Unease in the Baltics
Inaction in the face of a Russian incursion could split NATO.

Soldiers of the U.S. Army's 173rd Airborne Brigade take part in exercises in Estonia. (Sean Gallup/Getty Images)


Michael Auslin

With Ukraine’s presidential election just concluded, Western observers are grasping at any hint that Russian president Vladimir Putin is reducing his military’s presence on Kiev’s borders. Instead, they should be thinking ahead to the next move that Putin could make, one that could far more effectively reshape Europe’s geopolitical map. By materially threatening any of the Baltic states, Putin could wind up shattering NATO, thereby destabilizing Europe for a generation.

The core of NATO is Article 5, the collective-self-defense clause of the North Atlantic Treaty. The clause states, in part, that an “armed attack against one or more of [the NATO countries] shall be considered an attack against them all and . . . [that] each of them, in exercise of the right of individual or collective self-defence . . . [take] such action as it deems necessary, including the use of armed force.” The only time in its history that NATO invoked the collective-self-defense clause was on September 12, 2001.

With up to 40,000 Russian regular military troops deployed along the Ukrainian border, it is not only leaders in Kiev who are nervously watching the Kremlin’s every move. A quarter of Estonians and Latvians are native Russian speakers, and Putin used the excuse of protecting such minorities against discrimination and prejudice in his March 18 speech justifying the annexation of Crimea. It is not a leap for those in Tallinn or Riga to imagine Moscow offering the same excuses for action in their countries.

A recent Spiegel story has added a new dimension to the geopolitical equation. According to the German magazine, internal NATO documents indicate Russia poses a “wide-reaching threat” that would make the nation difficult to counter should it invade eastern NATO countries. The main reason for this is that NATO has never built any bases east of Germany or stationed troops in countries like the Baltics.

While NATO has responded to Baltic fears by increasing air patrols and sending 6,000 troops to Estonia this month for military exercises, actual war fighting remains a different story. Both NATO officials and members of the Obama administration have become far more vocal in urging the alliance’s countries to live up to their military commitments. Although all NATO members are pledged to spend at least 2 percent of their GDP on military budgets, only three of NATO’s 28 members currently do so.

American spending accounts for 75 percent of NATO’s military budget. Germany currently spends just 1.3 percent of its GDP on defense, while the British Army is the smallest it has been since the Napoleonic Wars of the early 19th century. Without the United States, NATO would be little more than a collection of home-defense forces and almost entirely unable to deploy troops for significant amounts of time or to project power beyond its members’ national borders.

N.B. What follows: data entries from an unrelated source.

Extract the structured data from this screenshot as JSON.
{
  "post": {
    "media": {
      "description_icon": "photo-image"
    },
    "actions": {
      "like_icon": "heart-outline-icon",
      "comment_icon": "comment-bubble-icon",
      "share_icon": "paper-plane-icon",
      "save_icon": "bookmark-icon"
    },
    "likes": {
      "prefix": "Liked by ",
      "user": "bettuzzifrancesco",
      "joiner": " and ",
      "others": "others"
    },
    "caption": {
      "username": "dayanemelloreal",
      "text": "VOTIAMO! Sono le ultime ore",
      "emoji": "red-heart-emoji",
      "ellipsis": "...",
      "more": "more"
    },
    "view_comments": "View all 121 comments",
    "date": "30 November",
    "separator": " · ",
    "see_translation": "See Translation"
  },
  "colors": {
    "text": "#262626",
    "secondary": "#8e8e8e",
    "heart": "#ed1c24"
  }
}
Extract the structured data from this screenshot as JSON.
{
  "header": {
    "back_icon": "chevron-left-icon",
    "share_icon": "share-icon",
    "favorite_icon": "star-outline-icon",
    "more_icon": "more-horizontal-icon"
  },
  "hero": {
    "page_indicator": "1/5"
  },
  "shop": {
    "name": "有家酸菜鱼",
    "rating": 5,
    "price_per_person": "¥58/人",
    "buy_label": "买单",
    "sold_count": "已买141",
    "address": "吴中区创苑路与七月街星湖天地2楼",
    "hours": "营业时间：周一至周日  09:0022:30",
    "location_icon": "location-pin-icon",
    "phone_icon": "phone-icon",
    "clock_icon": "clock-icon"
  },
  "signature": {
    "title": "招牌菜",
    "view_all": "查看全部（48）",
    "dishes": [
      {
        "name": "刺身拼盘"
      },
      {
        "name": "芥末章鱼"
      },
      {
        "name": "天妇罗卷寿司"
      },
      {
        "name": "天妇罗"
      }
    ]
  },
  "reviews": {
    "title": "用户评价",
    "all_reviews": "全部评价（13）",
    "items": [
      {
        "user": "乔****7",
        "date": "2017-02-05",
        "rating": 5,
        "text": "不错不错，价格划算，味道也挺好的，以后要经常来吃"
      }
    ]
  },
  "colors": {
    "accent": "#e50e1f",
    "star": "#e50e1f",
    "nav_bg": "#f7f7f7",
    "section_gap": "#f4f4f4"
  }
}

Russia may not have the world’s most advanced military, either, but it faces equally limited, if not smaller, forces to the west. Combined with Vladimir Putin’s political will, Russia has the advantage, at least in the short term, against most potential European adversaries.

That is why the Baltics may prove the tipping point for Europe’s security future. If Putin used similar tactics in Estonia, say, to those he did in Ukraine, then the ambiguity of whether regular Russian troops were being used could create enough indecision in the minds of NATO’s leaders that the alliance would fail to answer an Article 5 call from Tallinn. Hesitant national leaders could justifiably say that there was no direct evidence of Moscow’s hand in separatist movements claiming to protect Russian-speaking citizens. After all, Article 5 states that they will act as they “deem necessary.”

Even if NATO’s more vulnerable nations would demand a collective response, it must be seriously asked whether Washington would risk war with Russia, something it steadfastly avoided during the entire Cold War, over the 2 million people of Estonia. Conversely, if Washington did decide to go ahead, it would bear almost the entire burden of confronting a nuclear-armed adversary, and this on the heels of more than a decade of draining conflict and in a time of steady budget cuts.

Inaction in the face of the undermining of a NATO member would almost certainly split the alliance apart. Western leaders must embrace the idea that it is precisely this that Vladimir Putin is aiming at, even more than the short-term gain of former Soviet territory. A Europe without NATO would be far more susceptible to Moscow’s influence, and the opening of the European frontier, so to speak, would give Putin almost unlimited opportunities to reshape the continent’s geopolitics in ways he deems favorable to Russia.

If geopolitics is chess, then the next major moves are being set up now. Sober calculation of the coming risks may be the only thing that prevents Europe from entering another generation of dangerous instability.

— Michael Auslin is a resident scholar at the American Enterprise Institute in Washington, D.C.